Zone-tan's life was filled with good days, bad days and days not to be remembered. But this was it.

Both girls departed their ways. Raven seemed to be leading a succesful life working on pandering reboot after reboot of her previous works. Zone was headed were it all started. ZTV's base located in a remote island in the Bering Sea, Alaska. The place was still stained from the long lost days of futa action with tentacles galore. The smell of dried cum blended with the dirt that caused some slight sneezes on Zone-tan as she recalled her Glory Days. But it was all long gone. She gave one last clean-up to the skull badge, wiping the dust off of it. She saw her reflection and a teardrop fell as she knew that this was the last time she'd be here, or anywhere. She prepared a highly powerful potassium cyanide pill hidden under her skull ribbon and just as she was about to take it she gave her last words "I only wanted to teach the world to fap, in perfect harmony. I failed."
As the pill went into her oral cavity from the shadows a slim figure pushed her making her cough the pill out.

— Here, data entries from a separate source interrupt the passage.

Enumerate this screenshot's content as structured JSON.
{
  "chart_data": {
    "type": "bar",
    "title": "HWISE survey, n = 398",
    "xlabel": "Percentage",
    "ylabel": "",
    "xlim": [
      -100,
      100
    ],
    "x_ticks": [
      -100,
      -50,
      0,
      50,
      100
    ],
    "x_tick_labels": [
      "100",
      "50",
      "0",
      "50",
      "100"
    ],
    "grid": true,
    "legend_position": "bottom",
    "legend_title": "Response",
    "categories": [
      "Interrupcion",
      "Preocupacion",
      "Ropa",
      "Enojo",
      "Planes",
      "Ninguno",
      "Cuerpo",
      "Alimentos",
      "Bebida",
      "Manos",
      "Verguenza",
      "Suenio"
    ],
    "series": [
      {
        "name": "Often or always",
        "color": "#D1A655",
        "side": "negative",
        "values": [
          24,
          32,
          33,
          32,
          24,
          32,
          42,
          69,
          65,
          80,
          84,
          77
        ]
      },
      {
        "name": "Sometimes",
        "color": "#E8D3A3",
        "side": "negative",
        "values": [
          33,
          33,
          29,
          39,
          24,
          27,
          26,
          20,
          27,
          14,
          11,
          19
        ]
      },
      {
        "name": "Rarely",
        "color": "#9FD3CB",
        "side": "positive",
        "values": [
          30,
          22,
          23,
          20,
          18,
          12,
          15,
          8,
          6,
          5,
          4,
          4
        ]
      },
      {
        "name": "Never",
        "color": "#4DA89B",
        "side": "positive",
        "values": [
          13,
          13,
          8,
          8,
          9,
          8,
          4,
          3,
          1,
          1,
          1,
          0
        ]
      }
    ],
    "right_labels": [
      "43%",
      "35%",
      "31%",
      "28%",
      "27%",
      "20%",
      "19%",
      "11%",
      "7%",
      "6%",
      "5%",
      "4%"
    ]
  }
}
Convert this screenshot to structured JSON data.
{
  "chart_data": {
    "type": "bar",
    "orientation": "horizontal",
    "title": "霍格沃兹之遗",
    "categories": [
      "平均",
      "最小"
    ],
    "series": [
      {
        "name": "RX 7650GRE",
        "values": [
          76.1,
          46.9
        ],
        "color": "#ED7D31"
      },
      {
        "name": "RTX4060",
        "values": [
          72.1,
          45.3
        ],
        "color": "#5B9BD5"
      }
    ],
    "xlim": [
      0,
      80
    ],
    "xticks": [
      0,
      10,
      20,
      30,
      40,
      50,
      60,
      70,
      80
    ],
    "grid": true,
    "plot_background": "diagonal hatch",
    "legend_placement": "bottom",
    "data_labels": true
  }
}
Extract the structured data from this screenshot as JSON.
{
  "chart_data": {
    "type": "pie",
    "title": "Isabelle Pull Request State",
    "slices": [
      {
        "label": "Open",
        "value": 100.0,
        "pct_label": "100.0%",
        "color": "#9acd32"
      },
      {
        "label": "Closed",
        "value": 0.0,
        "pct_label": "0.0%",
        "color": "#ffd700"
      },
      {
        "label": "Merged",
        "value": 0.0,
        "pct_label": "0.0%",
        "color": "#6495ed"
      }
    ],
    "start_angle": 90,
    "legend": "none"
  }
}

"NO!" - The shadowy figure said. "Zone-tan, you have more than this to live for. Just live, it's not written anywhere where our lives should end or even start. You still have it, that charm, that charisma. Don't give up."

Zone-tan got up from the floor coughing and asking "Who the fuck are you?"

"Just a passing-through Kamen Rider, remember that!" the man replied. He threw a pink camera at Zone exclaiming "CATCH THE WORLD!" as he petted her head.

That head pat, that was the key for the Great Gig inside Zone, she went into a daze and found her true meaning in life. To live, to live unchained from the taboos and social dilemmas of her work. To be beyond porn, to be an artist .

Zone checked the pink camera "Pink? Didn't you have it purple?" she asked

"It's magenta... check the last pictura taken in the reel" the man said

"What are those?" Zone asked, the picture contained a pair of Reindeer-like animals

"Caribous. I took it just outside. To the Auletians the Caribou is a symbol of life. It will be spring here soon, I guess it's the same for you." - The man said again

He vanished into the shadows and Zone saw the world through magenta tinted glasses. The snow melting outside and the sun waving hello to the creatures of the world. It was time to live. Buy the ticket, ride the caribou.

Life is not what we are coded to do on a flash video or in some fanart, but the things we do while we live. And this was the start of a new life for Zone-tan. Catching the world by photography, the sky, the sea, the caribou...

Such was life for our Zone-tan. Forever Lost to the Zone.